Dementia or Alzheimer’s have a similar affect of killing. In the later stages of the disease, the affected individual may have lost so much about them, that the one I knew may be completely gone. As dementia rapidly breaks pieces off, lying chips away and severs parts off a person that never come back. The culmination of protecting these pieces and the survival of selves with agency give you the potential to live a full life. In another sense, it is maximizing time spent in reality and with the freedom to act in it. Lying minimizes these pieces and therefore shortens life. One of the reasons it hurts so much to have been lied to is having realized that a piece of my life was robbed from me.

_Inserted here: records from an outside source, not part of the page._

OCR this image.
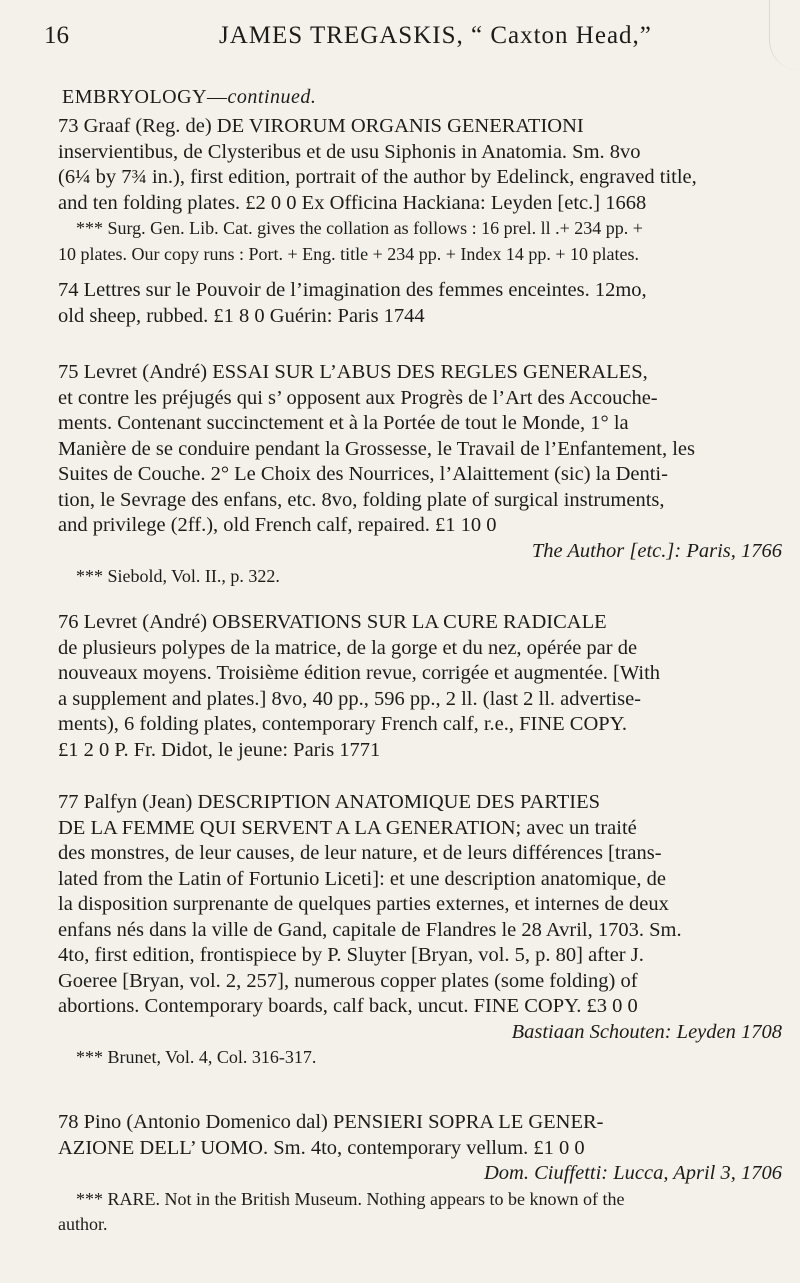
16	JAMES TREGASKIS, “ Caxton Head,”
EMBRYOLOGY—continued.
73 Graaf (Reg. de) DE VIRORUM ORGANIS GENERATIONI
inservientibus, de Clysteribus et de usu Siphonis in Anatomia. Sm. 8vo
(6¼ by 7¾ in.), first edition, portrait of the author by Edelinck, engraved title,
and ten folding plates. £2 0 0 Ex Officina Hackiana: Leyden [etc.] 1668
*** Surg. Gen. Lib. Cat. gives the collation as follows : 16 prel. ll .+ 234 pp. +
10 plates. Our copy runs : Port. + Eng. title + 234 pp. + Index 14 pp. + 10 plates.
74 Lettres sur le Pouvoir de l’imagination des femmes enceintes. 12mo,
old sheep, rubbed. £1 8 0 Guérin: Paris 1744
75 Levret (André) ESSAI SUR L’ABUS DES REGLES GENERALES,
et contre les préjugés qui s’ opposent aux Progrès de l’Art des Accouche-
ments. Contenant succinctement et à la Portée de tout le Monde, 1° la
Manière de se conduire pendant la Grossesse, le Travail de l’Enfantement, les
Suites de Couche. 2° Le Choix des Nourrices, l’Alaittement (sic) la Denti-
tion, le Sevrage des enfans, etc. 8vo, folding plate of surgical instruments,
and privilege (2ff.), old French calf, repaired. £1 10 0
The Author [etc.]: Paris, 1766
*** Siebold, Vol. II., p. 322.
76 Levret (André) OBSERVATIONS SUR LA CURE RADICALE
de plusieurs polypes de la matrice, de la gorge et du nez, opérée par de
nouveaux moyens. Troisième édition revue, corrigée et augmentée. [With
a supplement and plates.] 8vo, 40 pp., 596 pp., 2 ll. (last 2 ll. advertise-
ments), 6 folding plates, contemporary French calf, r.e., FINE COPY.
£1 2 0 P. Fr. Didot, le jeune: Paris 1771
77 Palfyn (Jean) DESCRIPTION ANATOMIQUE DES PARTIES
DE LA FEMME QUI SERVENT A LA GENERATION; avec un traité
des monstres, de leur causes, de leur nature, et de leurs différences [trans-
lated from the Latin of Fortunio Liceti]: et une description anatomique, de
la disposition surprenante de quelques parties externes, et internes de deux
enfans nés dans la ville de Gand, capitale de Flandres le 28 Avril, 1703. Sm.
4to, first edition, frontispiece by P. Sluyter [Bryan, vol. 5, p. 80] after J.
Goeree [Bryan, vol. 2, 257], numerous copper plates (some folding) of
abortions. Contemporary boards, calf back, uncut. FINE COPY. £3 0 0
Bastiaan Schouten: Leyden 1708
*** Brunet, Vol. 4, Col. 316-317.
78 Pino (Antonio Domenico dal) PENSIERI SOPRA LE GENER-
AZIONE DELL’ UOMO. Sm. 4to, contemporary vellum. £1 0 0
Dom. Ciuffetti: Lucca, April 3, 1706
*** RARE. Not in the British Museum. Nothing appears to be known of the
author.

At any moment where a lie manipulates my reality, the truth may resuscitate me in the next. However, the words dying or death traditionally get reserved for specific moments. Clinical death usually occurs when my pulse stops. This actually matters very little though. If someone I love continues to act and behave as a healthy person but all the mean while they have no pulse, I wouldn’t care. That person’s ability to act with agency freely in the world matters to me. Even modern medicine challenges this notion as a man lived 100 days with an artificial heart lacking a pulse. Clinical death simply signifies the moment we more or less know that their agency/freedom drop to zero and both have zero potential to increase. Given this new definition, being lied to and dying represent very similar outcomes.
Conclusion
At this point, I’ve argued that lying exists antithetical to life. To lie is to limit, and in a metaphysical sense end life. If I assume this perspective, does this mean I should never lie? Does this apply to trivial lies such as “dinner will be ready in 5 minutes,” or a follow up to the question, “I just bought this shirt, do you like it?”. While I take a critical and as of today unconventional stance on lying, I don’t think there’s a right or wrong answer to these questions. I would say that a lie is always harmful, even in seemingly insignificant cases. However, I think that’s different than saying the lie was “right” or “wrong”. I also believe that a single action can be both good/right and bad/harmful at the same time. Intervening in someone’s personal choices in the context of addiction may violate that persons autonomy or personal freedom, yet it may protect their life. My point is that when telling a lie, you must consider the devastating and destructive nature at its core.